Architecture and Advantages
AutoMQ Table Topic enables real-time data lake ingestion and query analysis through its embedded streaming table architecture. The technical architecture is outlined below:
- Out of the Box: With just one click, you can activate AutoMQ Table Topic to stream data into Iceberg tables for continuous, real-time analytics.
- Built-in Schema Registry: The built-in Kafka Schema Registry is ready to use. Table Topic leverages registered schemas to automatically create Iceberg tables in your catalog services (e.g., AWS Glue) and supports automatic schema evolution.
- ETL-Free (Extract, Transform, Load): Traditional data lake ingestion methods often require intermediary tools such as Kafka Connect or Flink. Table Topic eliminates such ETL pipelines, significantly reducing costs and operational complexity.

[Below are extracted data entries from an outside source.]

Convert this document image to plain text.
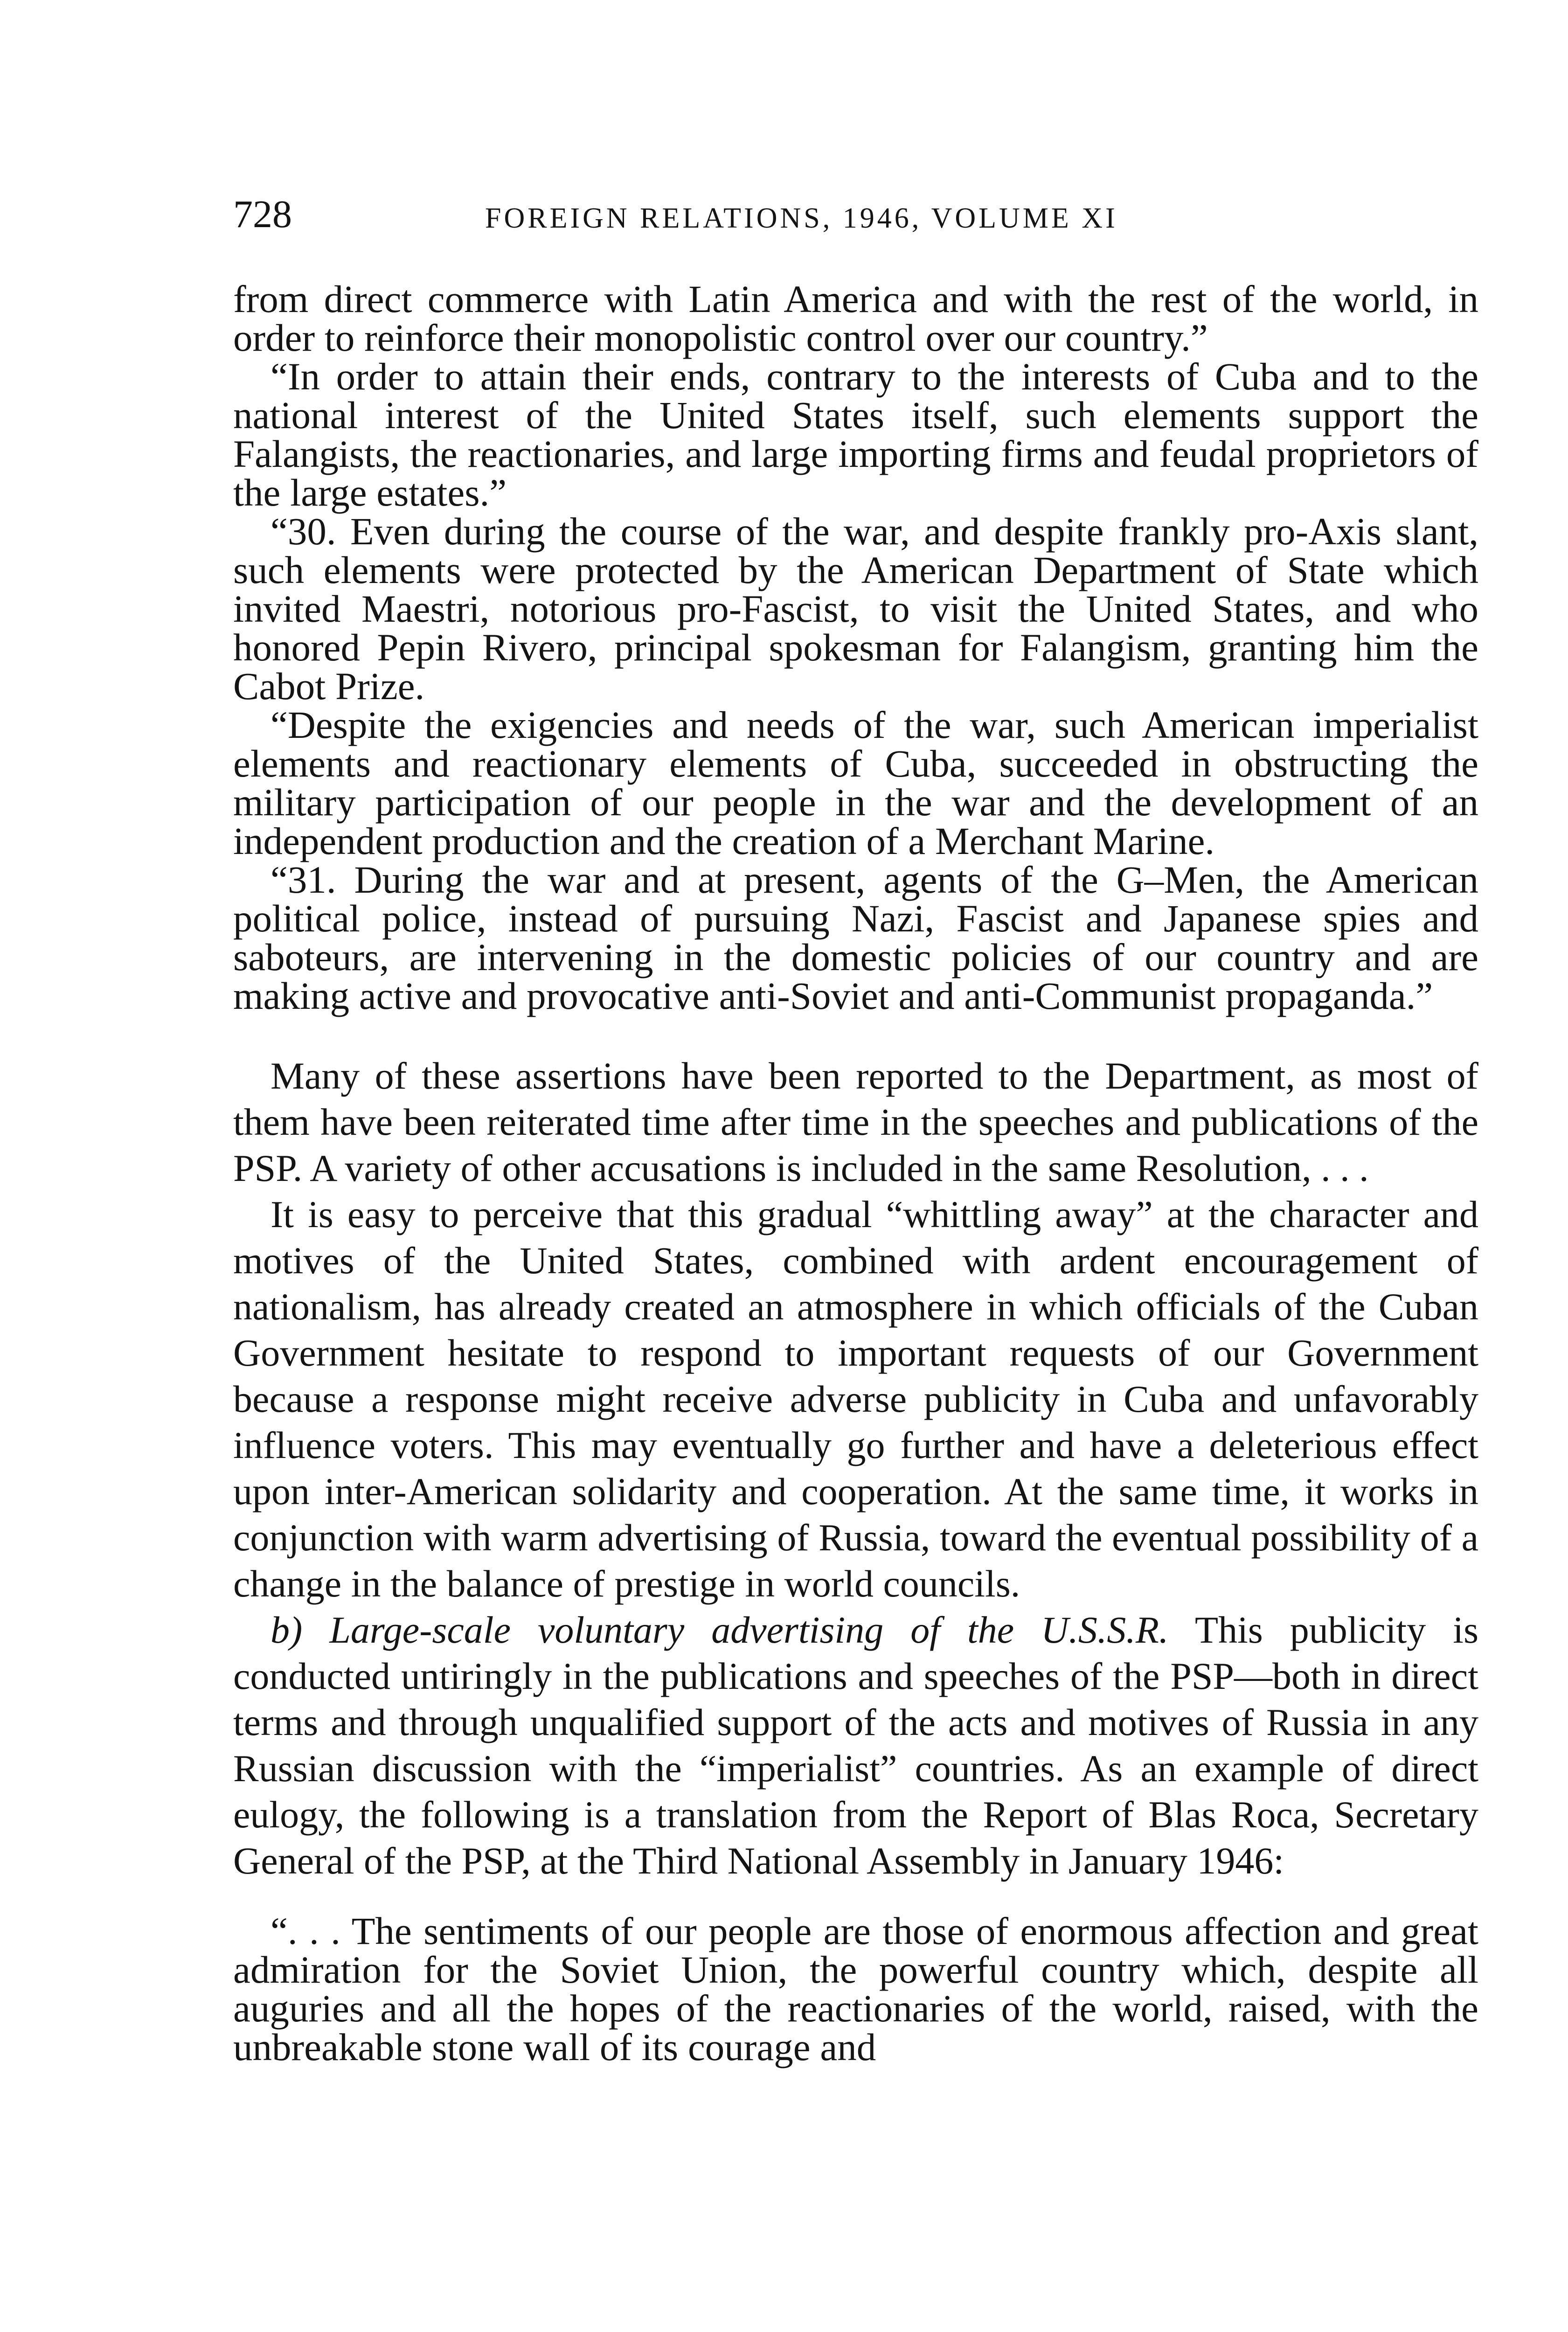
728	FOREIGN RELATIONS, 1946, VOLUME XI

from direct commerce with Latin America and with the rest of the world, in order to reinforce their monopolistic control over our country.”

“In order to attain their ends, contrary to the interests of Cuba and to the national interest of the United States itself, such elements support the Falangists, the reactionaries, and large importing firms and feudal proprietors of the large estates.”

“30. Even during the course of the war, and despite frankly pro-Axis slant, such elements were protected by the American Department of State which invited Maestri, notorious pro-Fascist, to visit the United States, and who honored Pepin Rivero, principal spokesman for Falangism, granting him the Cabot Prize.

“Despite the exigencies and needs of the war, such American imperialist elements and reactionary elements of Cuba, succeeded in obstructing the military participation of our people in the war and the development of an independent production and the creation of a Merchant Marine.

“31. During the war and at present, agents of the G–Men, the American political police, instead of pursuing Nazi, Fascist and Japanese spies and saboteurs, are intervening in the domestic policies of our country and are making active and provocative anti-Soviet and anti-Communist propaganda.”

Many of these assertions have been reported to the Department, as most of them have been reiterated time after time in the speeches and publications of the PSP. A variety of other accusations is included in the same Resolution, . . .

It is easy to perceive that this gradual “whittling away” at the character and motives of the United States, combined with ardent encouragement of nationalism, has already created an atmosphere in which officials of the Cuban Government hesitate to respond to important requests of our Government because a response might receive adverse publicity in Cuba and unfavorably influence voters. This may eventually go further and have a deleterious effect upon inter-American solidarity and cooperation. At the same time, it works in conjunction with warm advertising of Russia, toward the eventual possibility of a change in the balance of prestige in world councils.

b) Large-scale voluntary advertising of the U.S.S.R. This publicity is conducted untiringly in the publications and speeches of the PSP—both in direct terms and through unqualified support of the acts and motives of Russia in any Russian discussion with the “imperialist” countries. As an example of direct eulogy, the following is a translation from the Report of Blas Roca, Secretary General of the PSP, at the Third National Assembly in January 1946:

“. . . The sentiments of our people are those of enormous affection and great admiration for the Soviet Union, the powerful country which, despite all auguries and all the hopes of the reactionaries of the world, raised, with the unbreakable stone wall of its courage and
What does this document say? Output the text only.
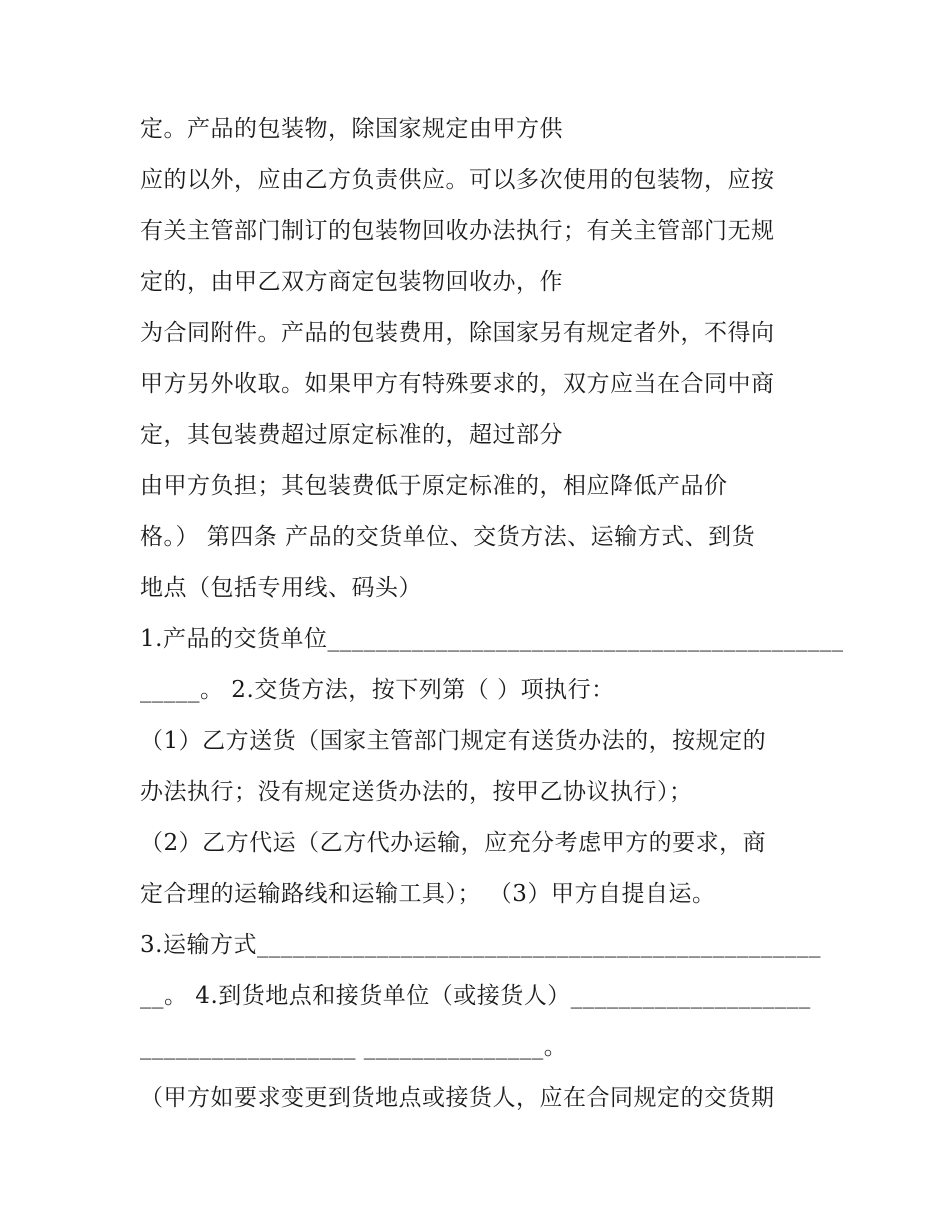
定。产品的包装物，除国家规定由甲方供
应的以外，应由乙方负责供应。可以多次使用的包装物，应按
有关主管部门制订的包装物回收办法执行；有关主管部门无规
定的，由甲乙双方商定包装物回收办，作
为合同附件。产品的包装费用，除国家另有规定者外，不得向
甲方另外收取。如果甲方有特殊要求的，双方应当在合同中商
定，其包装费超过原定标准的，超过部分
由甲方负担；其包装费低于原定标准的，相应降低产品价
格。） 第四条 产品的交货单位、交货方法、运输方式、到货
地点（包括专用线、码头）
1.产品的交货单位___________________________________________
_____。 2.交货方法，按下列第（ ）项执行：
（1）乙方送货（国家主管部门规定有送货办法的，按规定的
办法执行；没有规定送货办法的，按甲乙协议执行）；
（2）乙方代运（乙方代办运输，应充分考虑甲方的要求，商
定合理的运输路线和运输工具）； （3）甲方自提自运。
3.运输方式_______________________________________________
__。 4.到货地点和接货单位（或接货人）____________________
__________________ _______________。
（甲方如要求变更到货地点或接货人，应在合同规定的交货期
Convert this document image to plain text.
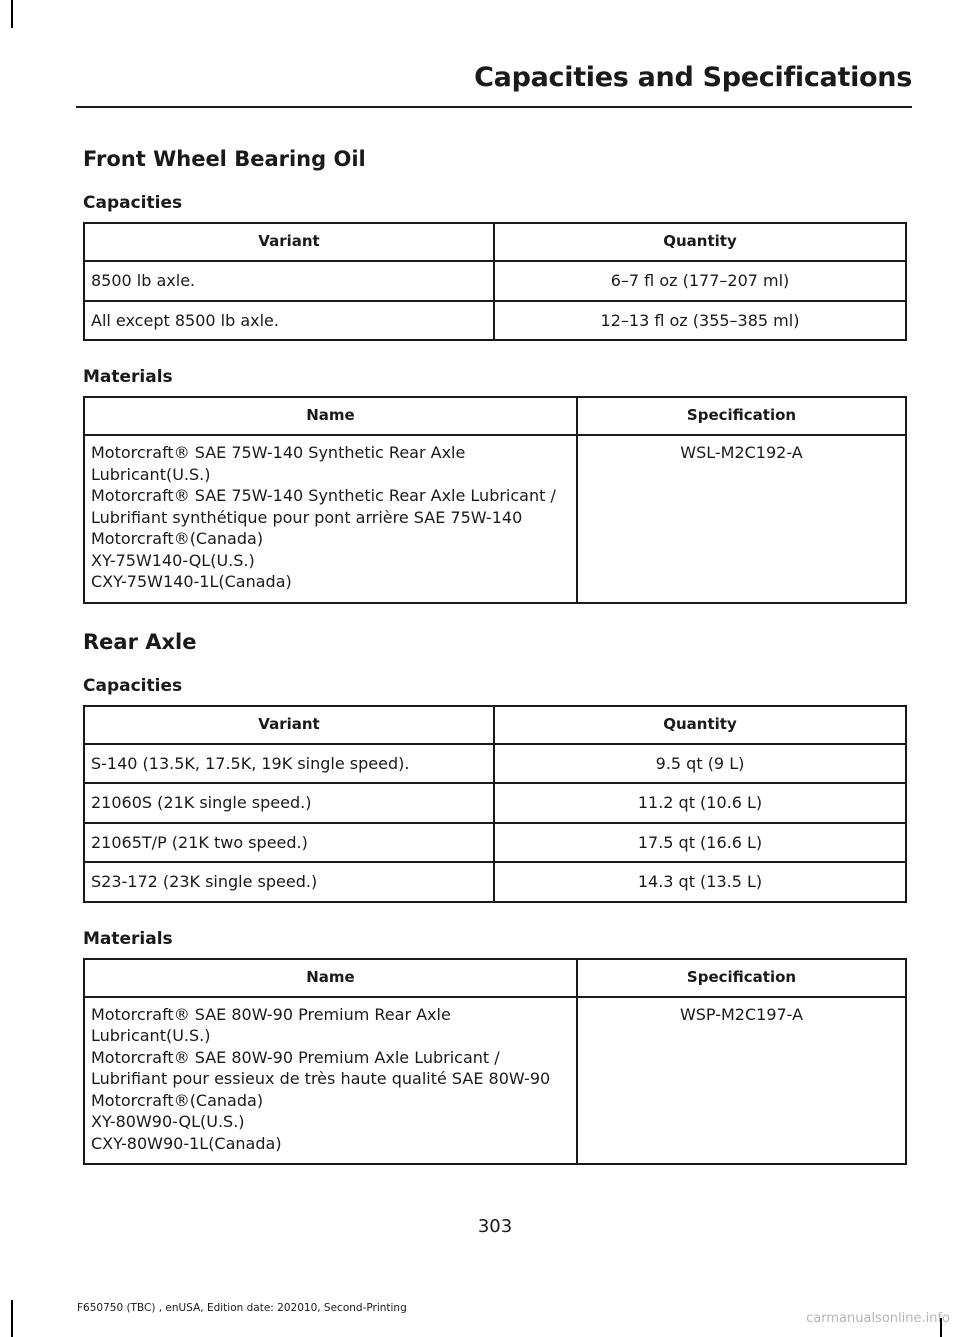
Capacities and Specifications
Front Wheel Bearing Oil
Capacities
Variant	Quantity
8500 lb axle.	6–7 fl oz (177–207 ml)
All except 8500 lb axle.	12–13 fl oz (355–385 ml)
Materials
Name	Specification
Motorcraft® SAE 75W-140 Synthetic Rear Axle Lubricant(U.S.)
Motorcraft® SAE 75W-140 Synthetic Rear Axle Lubricant / Lubrifiant synthétique pour pont arrière SAE 75W-140 Motorcraft®(Canada)
XY-75W140-QL(U.S.)
CXY-75W140-1L(Canada)	WSL-M2C192-A
Rear Axle
Capacities
Variant	Quantity
S-140 (13.5K, 17.5K, 19K single speed).	9.5 qt (9 L)
21060S (21K single speed.)	11.2 qt (10.6 L)
21065T/P (21K two speed.)	17.5 qt (16.6 L)
S23-172 (23K single speed.)	14.3 qt (13.5 L)
Materials
Name	Specification
Motorcraft® SAE 80W-90 Premium Rear Axle Lubricant(U.S.)
Motorcraft® SAE 80W-90 Premium Axle Lubricant / Lubrifiant pour essieux de très haute qualité SAE 80W-90 Motorcraft®(Canada)
XY-80W90-QL(U.S.)
CXY-80W90-1L(Canada)	WSP-M2C197-A
303
F650750 (TBC) , enUSA, Edition date: 202010, Second-Printing
carmanualsonline.info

- Auto Scaling: AutoMQ features a stateless and elastic architecture that allows brokers to scale up or down with dynamic partition reassignment. Table Topic leverages this framework to handle ingestion rates from hundreds of MiB/s to several GiB/s.
- AWS S3 Table Integration: Table Topic integrates with S3 Table, leveraging its Data Catalog and maintenance features such as compression, snapshot management, and unreferenced file deletion. This integration also facilitates large-scale data analytics through AWS Athena.
Constraints and Limitations
Using the AutoMQ Table Topic feature requires meeting the following conditions:- Version Constraint: The AutoMQ instance version must be >= 1.4.1.
-
Catalog Requirement: To use Table Topic, users must provide an external, available Data Catalog service. Currently, AutoMQ supports the following Catalog types:
- AWS S3Table Catalog: AWS S3 offers a new Table Bucket, equipped with built-in catalog management and data lake storage.
- AWS Glue Catalog: AWS Glue provides unified catalog management in the cloud and supports integration with query tools such as Athena.
- Hive Catalog: Customers can provide catalog support themselves based on the Hadoop ecosystem’s Hive Metastore, or they can purchase cloud provider-hosted EMR HMS services.
Workflow
Users need to follow the configuration workflow when using the AutoMQ Table Topic feature as outlined below:- Configure Data Catalog: Select and configure your preferred Data Catalog service (e.g., AWS S3Table Catalog, AWS Glue Catalog, or Hive Catalog).
- Create Instance, Enable Table Topic, and Set Target Catalog: When creating an AutoMQ instance, enable the Table Topic feature and specify the configured Data Catalog.
- Configure Topic to Enable Stream Table Rotation: In the Topic configuration, enable the stream table rotation feature.